Tout en suivant la trace de Muhammad, je surveille du coup de l'œil les deux soldats qui sont postés au fond de la salle, devant une porte. Eux aussi portent l'uniforme sombre de l'armée, comme le reste des soldats qui surveillent la maison. Pourtant, je ne dois pas oublier qu'au moindre bruit, ils seront alertés.

—Ma femme est restée avec son père, jusqu'à ce que je rentre de mission, dit l'un des deux soldats : Elle n'est pas rassurée quand je pars en mission alors, elle en profite pour rendre visite à toute la famille, histoire de ne pas rester seule, tu vois.

Je m'arrête net au son de la voix et serre les poings contre le béton, comme pétrifié. Les entendre me fait peur, pourtant, le soldat ne me parle pas à moi. J'évacue l'air de mes poumons et reprends ma route, tremblante mais toujours alerte.

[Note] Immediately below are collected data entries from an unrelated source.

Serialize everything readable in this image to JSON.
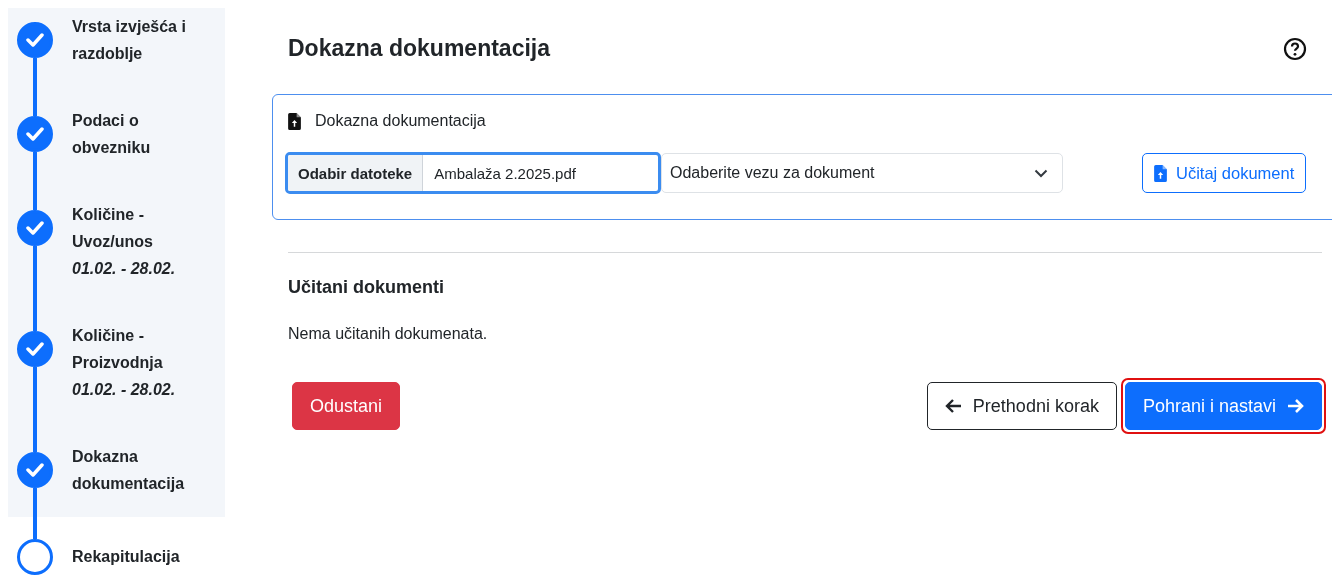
{
  "steps": [
    {
      "lines": [
        "Vrsta izvješća i",
        "razdoblje"
      ],
      "completed": true
    },
    {
      "lines": [
        "Podaci o",
        "obvezniku"
      ],
      "completed": true
    },
    {
      "lines": [
        "Količine -",
        "Uvoz/unos"
      ],
      "period": "01.02. - 28.02.",
      "completed": true
    },
    {
      "lines": [
        "Količine -",
        "Proizvodnja"
      ],
      "period": "01.02. - 28.02.",
      "completed": true
    },
    {
      "lines": [
        "Dokazna",
        "dokumentacija"
      ],
      "completed": true
    },
    {
      "lines": [
        "Rekapitulacija"
      ],
      "completed": false
    }
  ],
  "page": {
    "title": "Dokazna dokumentacija"
  },
  "upload_card": {
    "title": "Dokazna dokumentacija",
    "file_button": "Odabir datoteke",
    "file_name": "Ambalaža 2.2025.pdf",
    "file_focused": true,
    "select_placeholder": "Odaberite vezu za dokument",
    "upload_button": "Učitaj dokument"
  },
  "documents": {
    "title": "Učitani dokumenti",
    "empty_text": "Nema učitanih dokumenata."
  },
  "buttons": [
    {
      "kind": "cancel",
      "label": "Odustani",
      "highlighted": false
    },
    {
      "kind": "previous",
      "label": "Prethodni korak",
      "highlighted": false
    },
    {
      "kind": "next",
      "label": "Pohrani i nastavi",
      "highlighted": true
    }
  ]
}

—Ouais, ce n'est pas facile à gérer. La mienne, elle n'a pas le temps d'aller voir qui que ce soit, elle garde nos 5 enfants, elle n'a pas le temps de s'ennuyer ou de penser à moi, répond l'autre.

—Et toi, Fred, ta femme?

Le soldat qui marche d'un pas nonchalant a quelques mètres de ma position, leur fait un doigt d'honneur, clôturant les questions des deux soldats.

—Tsss, répond le soldat.

Le silence revient et nous enrobe de nouveau comme un étau. Finalement, je préfère qu'ils parlent. Leurs discussions font du bruit et me rassurent. S'ils parlent, ils deviennent sourds à mes gestes lents et lourds. Heureusement, les caisses me permettent de me frayer un chemin invisible aux trois soldats jusqu'aux garçons. Arrivés vers le fond de la salle, Rachid me fait signe de passer devant lui et d'aller sur le côté droit, vers une ouverture sombre dans le mur. Je me glisse dans le noir sur la pointe des pieds, le plus vite possible. Aussitôt à l'intérieur, mes yeux deviennent aveugle, envahis d'un voile sombre. Instinctivement, je pose une main sur le mur et me relève en tâtonnant le béton froid. Mes yeux s'habituent petit à petit à l'obscurité, dévoilant, un couloir éclairé uniquement par la lumière de derrière moi.

Ouf, il n'y a personne.

Je sors la petite lampe de ma poche et éclaire le couloir. Devant moi, au fond se trouve une porte et une autre sur ma droite. J'ignore où elle mène. Cette maison est un vrai dédale de chemins. La question est : Où sont Henri et ma mère ?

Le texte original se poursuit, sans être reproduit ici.